As with most things to do with gender right now, the definitions of men and masculinity are openly in flux. Much of that reckoning is difficult: men no longer dominate post-secondary education, physical-labour jobs took a serious hit in the Great Recession, and even men actively trying to embrace their domestic lives are hitting glass ceilings women have been chipping away at for decades. Let me be clear: I don't believe we live in what the men's rights groups call a "gynocracy," and when I check out the majority-male lineup of executive billionaires and world leaders, I don't see sexy ladies backseat driving them. But I do think that as men who were told the world was their oyster realize they're no longer guaranteed the best pearls, it's resulting in a wave of identity crises and bitterness.

If rage and entitlement isn't your definition of manhood, it's time to say so out loud. We're constantly demanding that people who wear certain labels justify the actions of others who share those labels. "Moderate Muslims" are told to speak out when an act of domestic violence by one of their faith is dubbed an "honour killing." Likewise, "the black community" is constantly forced to take responsibility for the actions of a violent minority among them. Even "feminists" – whose stated goal is just to be people – must constantly answer for the most extreme voices on their fringe. Yet although it's a statistical fact that men commit most violent crime, half the population isn't being forced to reckon with their own contributions.

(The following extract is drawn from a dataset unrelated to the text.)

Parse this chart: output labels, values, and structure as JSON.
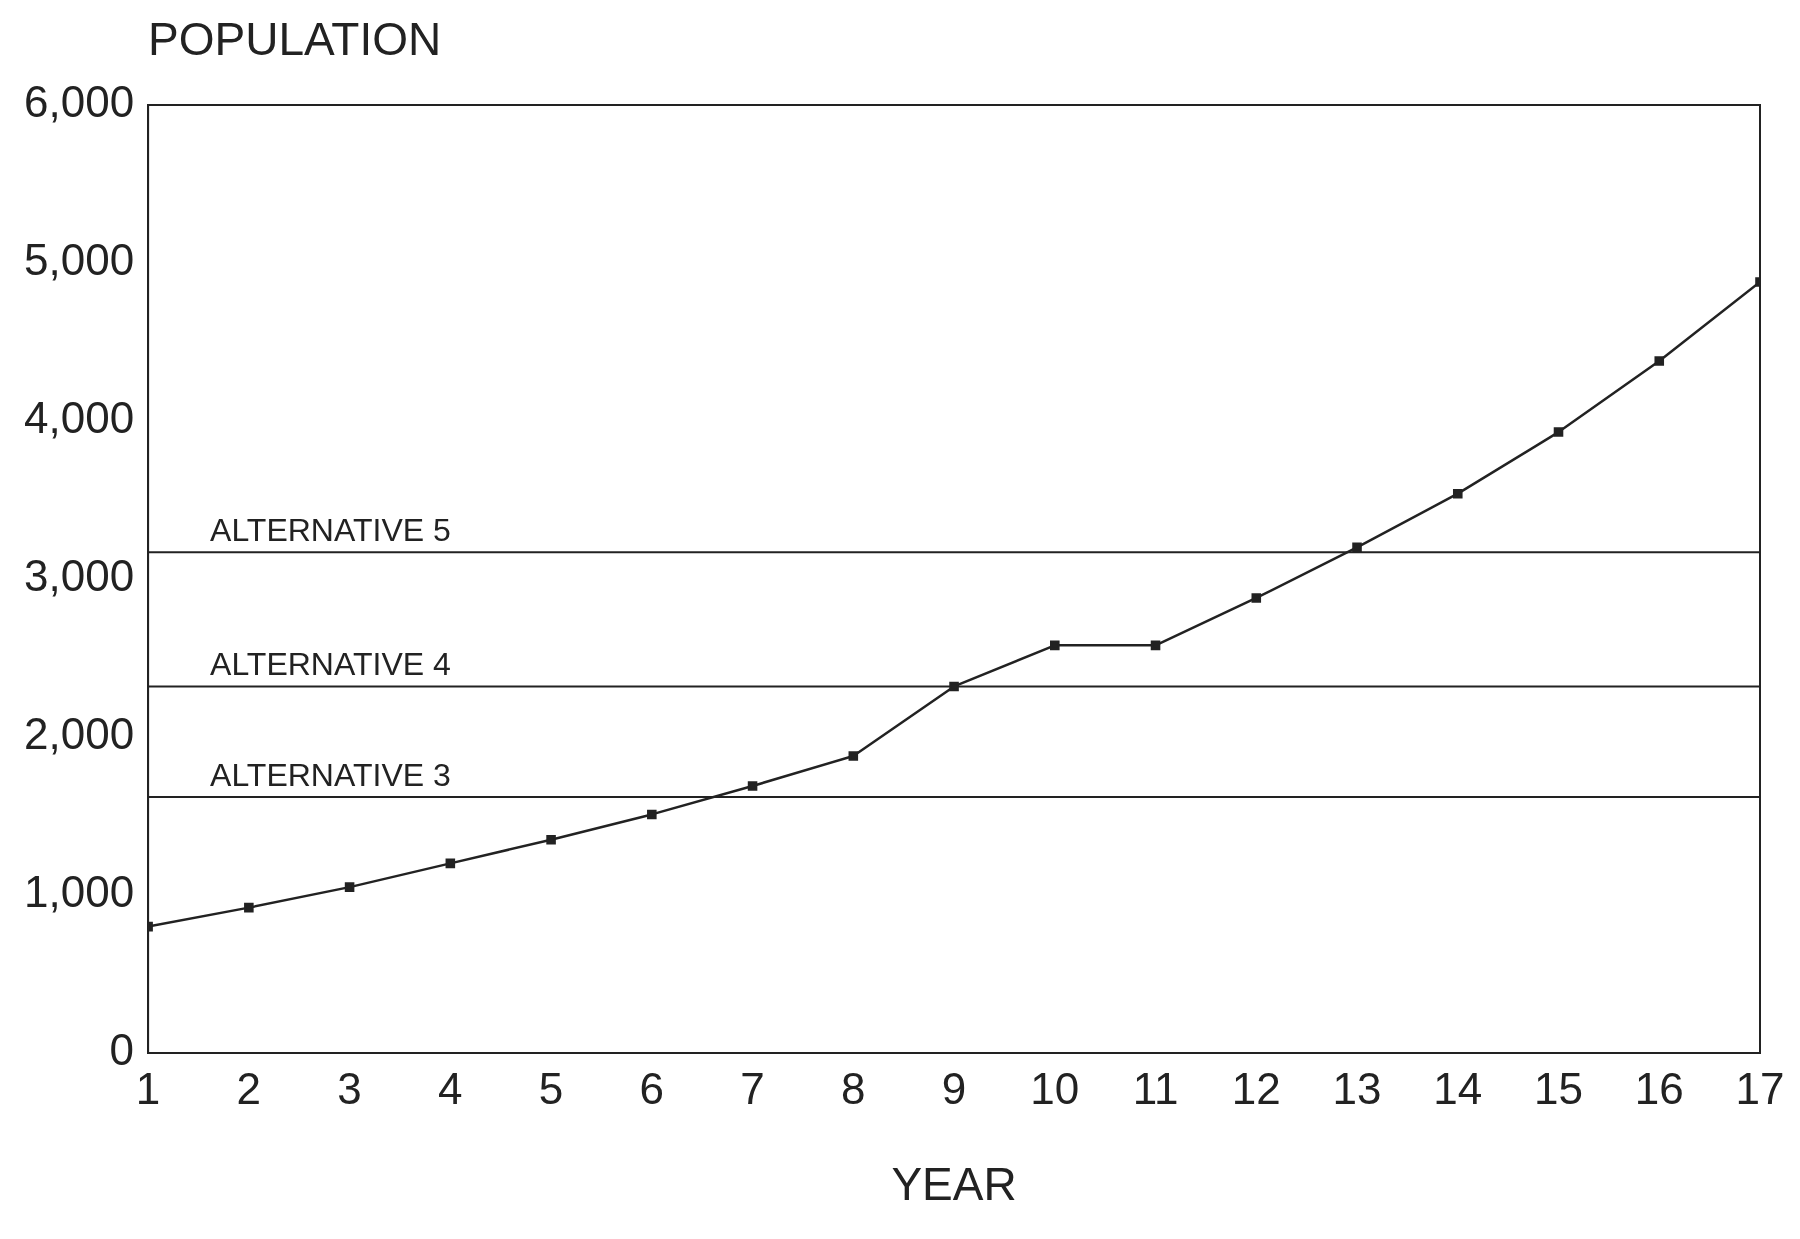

"How much of our world is in on it?" asks Florianne's father, and he doesn't just mean the actual perpetrators. He's realized that some of his drinking buddies, or the customers who come into his shop, must know who's guilty of his daughter's murder. They look away, not wanting to get involved. But sometimes, to refuse to choose a side is to let one be chosen for you.

If angry, sometimes violent, men are actively defining the entire gender, every guy looking away is letting them get away with it. By virtue of existence, you're in on it.